Sadly lost today when romping home. A freak accident that left the crowd shocked and took the edge of the win for Guitar Pete. Thoughts and condolences to all connections, RIP Starchitect &#128546;


----------



## tristar (16 December 2017)

so sad


----------



## Elf On A Shelf (16 December 2017)

Such a sad day for all involved with him and yes it took the shine off of Guitar Pete's great win.


----------



## MyBoyChe (16 December 2017)

I cant remember when Ive felt so physically sick as a result of a racecourse accident as I did today.  An absolutely awful sight.  Thoughts with the owners and all the staff involved x


----------



## scotlass (16 December 2017)

It was horrible to watch, especially as the horse was in such a commanding position that only the final fence stood between him and a very good victory.

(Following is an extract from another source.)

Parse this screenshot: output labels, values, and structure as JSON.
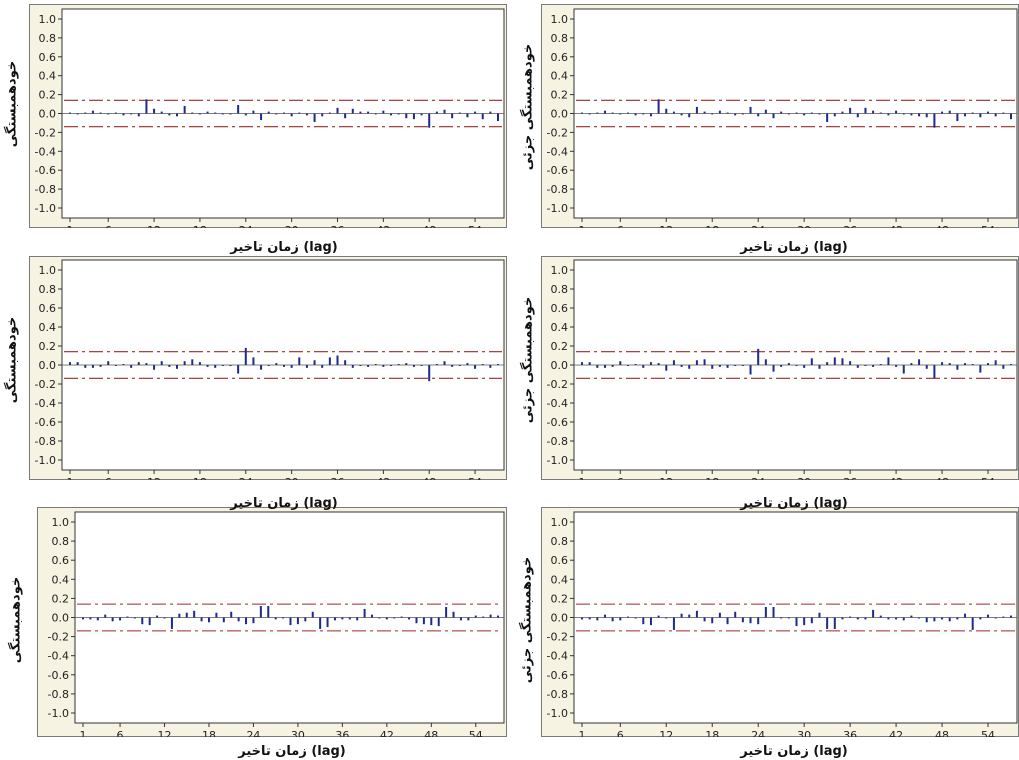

I thought Simon Holt's commentary was exemplary in tone and mood as he called home the eventual winner, as was the cameraman, who was very quick in his / her reaction that something had gone very wrong, and adjusted the angle.

Ryan Day's winner's interview was very composed and mature in expressing his thoughts to the connections of the stricken horse were foremost in comparison to what was one of the biggest wins of his, and his mount's, career.


----------



## Clodagh (17 December 2017)

scotlass said:



			It was horrible to watch, especially as the horse was in such a commanding position that only the final fence stood between him and a very good victory.

I thought Simon Holt's commentary was exemplary in tone and mood as he called home the eventual winner, as was the cameraman, who was very quick in his / her reaction that something had gone very wrong, and adjusted the angle.

Ryan Day's winner's interview was very composed and mature in expressing his thoughts to the connections of the stricken horse were foremost in comparison to what was one of the biggest wins of his, and his mount's, career.
		
Click to expand...

This, it was dealt with very well. It really was an awful thing to see.


----------



## claracanter (17 December 2017)

So tragic. I couldn't watch the rest of the days racing after that. God knows how awful it must have been for all connections. Sleep tight gorgeous boy


----------